But Marketplace’s Alisa Roth reminds us it’s not like either bank is bringing in tons of revenue.
Alisa Roth: One of the big reasons both Citigroup and JPMorgan are doing better is regular customers are doing better. Or more to the point, they’re doing less badly than they were. When lots of customers start defaulting on loans, banks have to put aside money to deal with all the delinquencies.
Gerard Cassidy follows banks at RBC Capital Markets.
Gerard Cassidy: Now that the delinquencies are declining, the money that has to be set aside for future losses is also declining because in the future there will be fewer losses.
In Citi’s case, losses from consumer debt gone bad dropped by hundreds of millions. And Citi took $2 billion back from money it’d put aside to deal with those losses.
Cassidy says these are signs the banks are on the right track.
Cassidy: At this point in the cycle, the earnings recovery for the banking industry will be driven by credit recovery, which is what we’re seeing today.
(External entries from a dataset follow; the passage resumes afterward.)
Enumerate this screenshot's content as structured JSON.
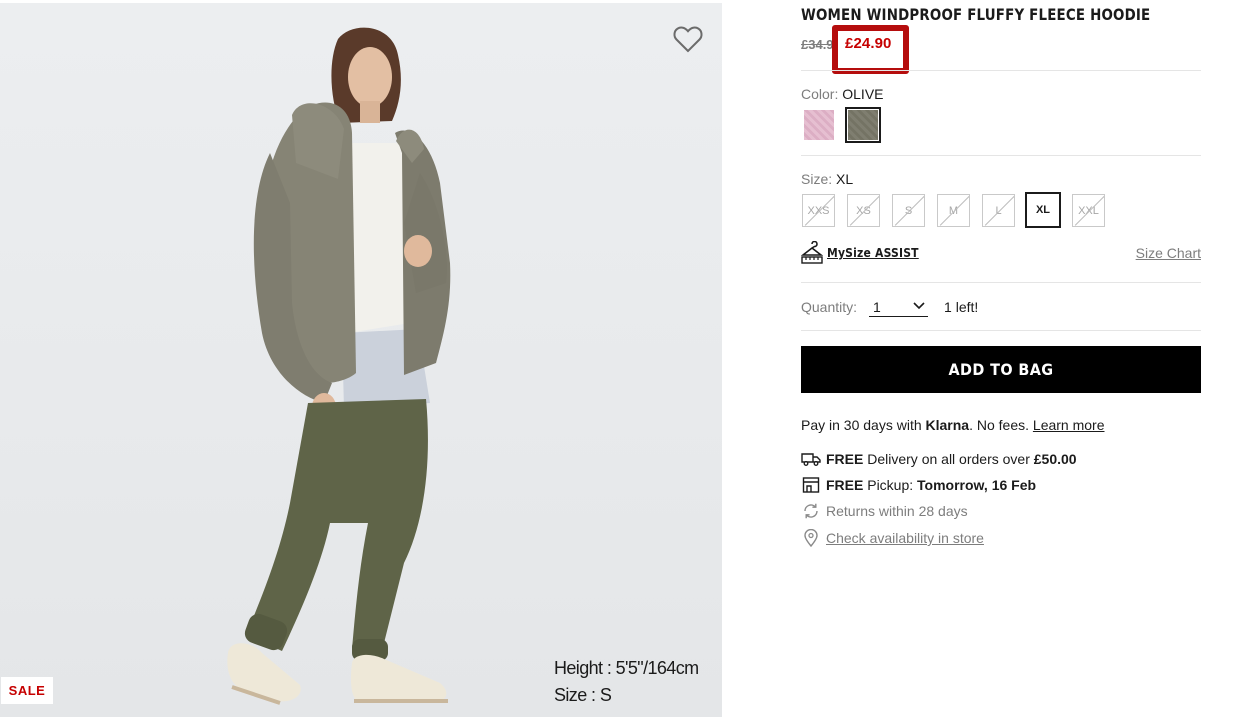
{
  "product": {
    "title": "WOMEN WINDPROOF FLUFFY FLEECE HOODIE",
    "old_price": "£34.90",
    "sale_price": "£24.90",
    "badge": "SALE",
    "model_height": "Height : 5'5\"/164cm",
    "model_size": "Size : S"
  },
  "color": {
    "label": "Color:",
    "value": "OLIVE",
    "swatches": [
      {
        "name": "pink",
        "hex": "#e3b7cc",
        "selected": false
      },
      {
        "name": "olive",
        "hex": "#7b7a6c",
        "selected": true
      }
    ]
  },
  "size": {
    "label": "Size:",
    "value": "XL",
    "options": [
      {
        "label": "XXS",
        "available": false,
        "selected": false
      },
      {
        "label": "XS",
        "available": false,
        "selected": false
      },
      {
        "label": "S",
        "available": false,
        "selected": false
      },
      {
        "label": "M",
        "available": false,
        "selected": false
      },
      {
        "label": "L",
        "available": false,
        "selected": false
      },
      {
        "label": "XL",
        "available": true,
        "selected": true
      },
      {
        "label": "XXL",
        "available": false,
        "selected": false
      }
    ],
    "mysize_label": "MySize ASSIST",
    "chart_link": "Size Chart"
  },
  "quantity": {
    "label": "Quantity:",
    "value": "1",
    "stock_note": "1 left!"
  },
  "cta": {
    "add_to_bag": "ADD TO BAG"
  },
  "klarna": {
    "prefix": "Pay in 30 days with",
    "brand": "Klarna",
    "suffix": ". No fees.",
    "link": "Learn more"
  },
  "delivery": {
    "free": "FREE",
    "delivery_text": "Delivery on all orders over",
    "threshold": "£50.00",
    "pickup_label": "Pickup:",
    "pickup_time": "Tomorrow, 16 Feb",
    "returns": "Returns within 28 days",
    "store_link": "Check availability in store"
  },
  "colors": {
    "sale_red": "#c60000",
    "highlight_red": "#b50d0d",
    "button_black": "#000000",
    "muted_gray": "#7d7d7d"
  },
  "icons": {
    "wishlist": "heart-outline-icon",
    "mysize": "hanger-ruler-icon",
    "quantity": "chevron-down-icon",
    "delivery": "truck-icon",
    "pickup": "store-icon",
    "returns": "return-arrows-icon",
    "store": "location-pin-icon"
  }
}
But Citigroup and JPMorgan aren’t representative of all banks. Sean Ryan is an analyst at Morgan Joseph, which is an investment banking firm. He says credit cards account for a lot of the improvement in consumer debt, and Citi and JPMorgan have disproportionate shares of that business.
Sean Ryan: Industry-wide, while you will see some improvement in credit, because so much has been concentrated in cards, it’s not going to be a lot of banks that are going to see a huge benefit.
There’s another issue too though. Big and small banks need to start making money again. Not just losing less of it. To do that, they need to start lending again.
In New York, I’m Alisa Roth for Marketplace.